We go into class and sit there reading.
"Annie clutches Derek's hand as they decide to face this head on. She knew something was going to happen."
"Rowan" calls my teacher. "Samantha. Could you come out dears?" We walk all the way out and I see she's worried. We just got news that Kzwana committed suicide last night."
It hits me as if the past couple months deciding to come all at once. As if I've been pelted with shots. Kzwana committed suicide. My friend committed suicide. My friend killed himself. I break out into tears. The horrible, terrible people at his cruel school drove him to the point where he decided and took the risk of ending him. He's gone and he can't come back.
I look at Sam who is also crying. "He wrote about you two in his journal. He wrote about you Rowan before he left." She hands me a leather bound book. "You two may skip class and go to the library."
We nod not being able to speak and I take the journal. We sit down in some big leather chairs that squeak when you shift your weight.
I decide to read. "Today I met Rowan, Sam, and Will. Despite having everyone hate me at my school they seem amazing. They're kind and supporting and even offered me to come to their school but if they're being picked while they're so cool. I'd be picked on even more. I hate myself, I really do. I guess Rowan is the only reason I'm still alive. That she expects me to always be there and I like the feeling of being needed. In a way I guess I love the three of them even though I just met them. I just hope I don't get betrayed. Maybe I will get to be happy once again.

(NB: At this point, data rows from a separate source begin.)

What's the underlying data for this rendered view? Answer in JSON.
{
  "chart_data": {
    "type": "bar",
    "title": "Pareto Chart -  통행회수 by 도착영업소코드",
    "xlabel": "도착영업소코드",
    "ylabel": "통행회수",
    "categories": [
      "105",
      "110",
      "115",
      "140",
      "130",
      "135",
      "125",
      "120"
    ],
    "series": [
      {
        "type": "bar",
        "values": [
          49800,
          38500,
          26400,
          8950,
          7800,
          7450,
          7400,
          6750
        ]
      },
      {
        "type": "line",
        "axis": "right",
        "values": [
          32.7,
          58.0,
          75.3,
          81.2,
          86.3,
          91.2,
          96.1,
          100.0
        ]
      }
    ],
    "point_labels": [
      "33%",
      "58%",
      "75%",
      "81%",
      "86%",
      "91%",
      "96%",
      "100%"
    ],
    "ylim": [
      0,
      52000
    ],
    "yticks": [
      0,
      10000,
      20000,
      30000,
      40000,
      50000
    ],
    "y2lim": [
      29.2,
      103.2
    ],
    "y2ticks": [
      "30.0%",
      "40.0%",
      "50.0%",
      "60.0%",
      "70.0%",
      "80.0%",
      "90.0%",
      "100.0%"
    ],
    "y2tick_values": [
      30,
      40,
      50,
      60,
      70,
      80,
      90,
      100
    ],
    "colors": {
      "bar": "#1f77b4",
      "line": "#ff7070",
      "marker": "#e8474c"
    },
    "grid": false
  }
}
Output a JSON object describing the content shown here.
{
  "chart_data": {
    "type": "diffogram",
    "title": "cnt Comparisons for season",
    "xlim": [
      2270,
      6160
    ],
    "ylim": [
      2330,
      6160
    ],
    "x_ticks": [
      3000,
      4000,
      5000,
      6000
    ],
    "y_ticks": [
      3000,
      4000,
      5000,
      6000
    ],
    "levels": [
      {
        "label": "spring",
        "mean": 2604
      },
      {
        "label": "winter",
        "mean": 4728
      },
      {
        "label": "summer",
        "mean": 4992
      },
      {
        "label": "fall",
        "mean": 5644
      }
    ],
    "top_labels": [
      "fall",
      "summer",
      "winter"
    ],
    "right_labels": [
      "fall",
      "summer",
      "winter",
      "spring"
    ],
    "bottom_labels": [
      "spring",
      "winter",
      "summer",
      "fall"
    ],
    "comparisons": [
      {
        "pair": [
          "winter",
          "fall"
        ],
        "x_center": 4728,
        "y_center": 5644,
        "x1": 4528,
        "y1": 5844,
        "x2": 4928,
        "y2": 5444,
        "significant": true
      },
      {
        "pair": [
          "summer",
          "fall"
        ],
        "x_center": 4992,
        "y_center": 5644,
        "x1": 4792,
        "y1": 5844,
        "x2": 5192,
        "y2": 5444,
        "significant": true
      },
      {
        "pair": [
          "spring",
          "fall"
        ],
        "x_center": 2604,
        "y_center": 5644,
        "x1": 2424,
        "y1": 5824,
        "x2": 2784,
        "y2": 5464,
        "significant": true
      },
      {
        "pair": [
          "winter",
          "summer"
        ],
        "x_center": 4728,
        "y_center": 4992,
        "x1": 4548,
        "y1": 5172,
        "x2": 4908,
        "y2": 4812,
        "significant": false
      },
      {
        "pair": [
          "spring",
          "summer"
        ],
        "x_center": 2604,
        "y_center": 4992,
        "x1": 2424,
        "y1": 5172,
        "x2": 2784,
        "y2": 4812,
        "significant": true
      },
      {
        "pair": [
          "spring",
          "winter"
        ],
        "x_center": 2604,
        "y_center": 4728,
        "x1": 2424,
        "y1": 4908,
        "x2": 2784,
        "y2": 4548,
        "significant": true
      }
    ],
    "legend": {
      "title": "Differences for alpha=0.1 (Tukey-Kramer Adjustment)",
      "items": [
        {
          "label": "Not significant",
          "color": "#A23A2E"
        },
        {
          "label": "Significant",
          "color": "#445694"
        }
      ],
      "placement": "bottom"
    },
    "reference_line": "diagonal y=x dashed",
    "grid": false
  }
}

Its dated two days ago."
"Here's the one for yesterday. Will and Rowan weren't there today. She broke her promise. The promise that she'd always be there. Scratch everything I said about liking her. I hate her for sure. I shouldn't have trusted her. After all who would like me. A black African that can barley talk. I should end it. My life that is. It's the best thing to do."
I put down the book wiping the tears from my eyes. It's my fault Kzwana is dead. My fault his family is in pain now. Is this how bullies feel when the victim is gone? I run out of school all the way home to go to my mom. Mom. What mom? I have no mom anymore. The realization stops me dead in my tracks. In the middle of the road.
My mom is dead. Will is sick and Kzwana is dead all because of me.
I should go back to school. I turn around and see a red sports car driving straight towards me at 100 km/h. The next moment is all black.